Yaşlılığa ait sorunlarımızın da kalmayacağı kesin gibi. Yıkılıp giden kemik cevherimizin yerine kemikunyum (Uydurdum, böyle bir madde henüz yok.) verilecek tabletlerle hemen yeniden inşa edilir veya yıkım engellenir, osteoporoz da tarihe karışır. Böbrek, karaciğer ve diğer organ nakilleri de tarih olacak elbette… Nasıl mı? Bir tabletle yeni bir organa kavuşmak gayet kolay olacak. Koroner cerrahi kesinlikle yapılmayacak, zira gelişen nanoteknoloji sayesinde tıkanık damar falan kalmayacak.
Hastane kavramı geleceğin jargonunda bulunmayacak. Neden mi? Yanıt gayet basit! Evdeki bilgisayara ya da herhangi birine parmağımızı uzattığımız zaman tüm sorunlar tanınacak ve çözüm de uzaktan sağlanabilecek. Kaldı ki, hastalıklar da bildiğimiz şekilde olmayacak.
Aaa, unutmadan.
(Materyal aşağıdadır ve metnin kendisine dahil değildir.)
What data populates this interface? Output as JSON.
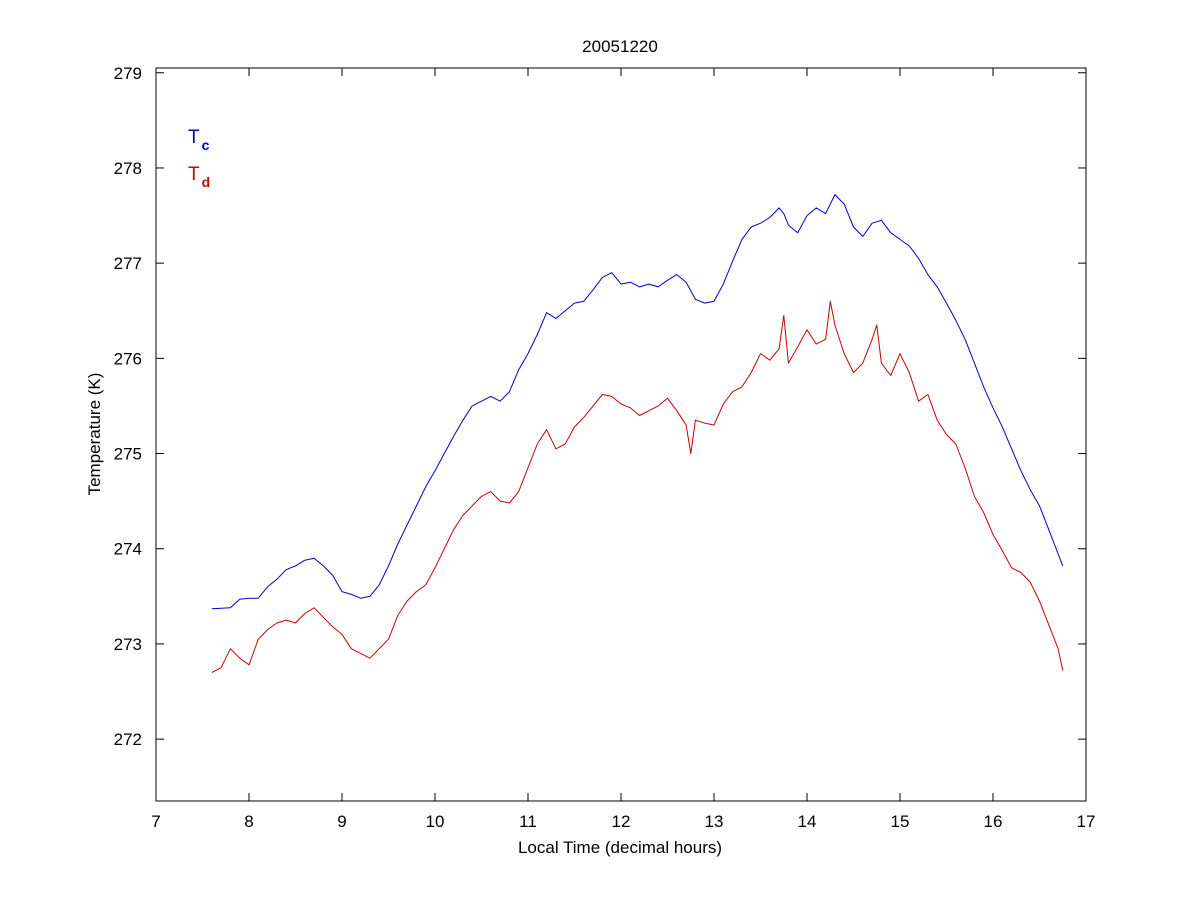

Her birimize birer nanoçip yerleştirilmesi de doğum anında zaten gerçekleşecek. Doğumlar da zaten robotik olacağı için hastane gereksiz. Gerekirse bebek, bebekhanelere ulaştırılabilir üç beş saniye içinde. Tıp bilgisi de fazla geniş olacak, ama artık uzun yıllar harcamaya gerek kalmayacak. Hologramlar bize her konuda her an bilgi sağlayıp, yardım edecekler.
Fiziksel engel diye birşey zaten kalmayacak. Görme engelli için optik göz kolay bir çözüm olacak. Yine kuadriplejide elektriksel dalgalar ve sinir sistemine yerleşecek nano elektrotlar sorunu çözecek. Tabii ki cerrah gerekli değil, robotlar ne güne duruyorlar.
Her şey tamam. Unutmadan, “online” psikolojik danışma zaten çok kolay bir iş, hâlâ yapılıyor. Ama robotlara bu iş devredilebilir.
Ne hekim hatası kalır ne de hekim hakları.
İyi de, bizim mevcut eğitim sistemimiz bu teknolojilerin içinde tuzumuz olmasına katkıda bulunabilecek insan gücü yetiştirir mi? Sorgulayan, düşünen, yeniliklere açık eğitim için nelere ihtiyacımız var acaba?
Yanıt için hepimizi düşünmeye davet ediyorum.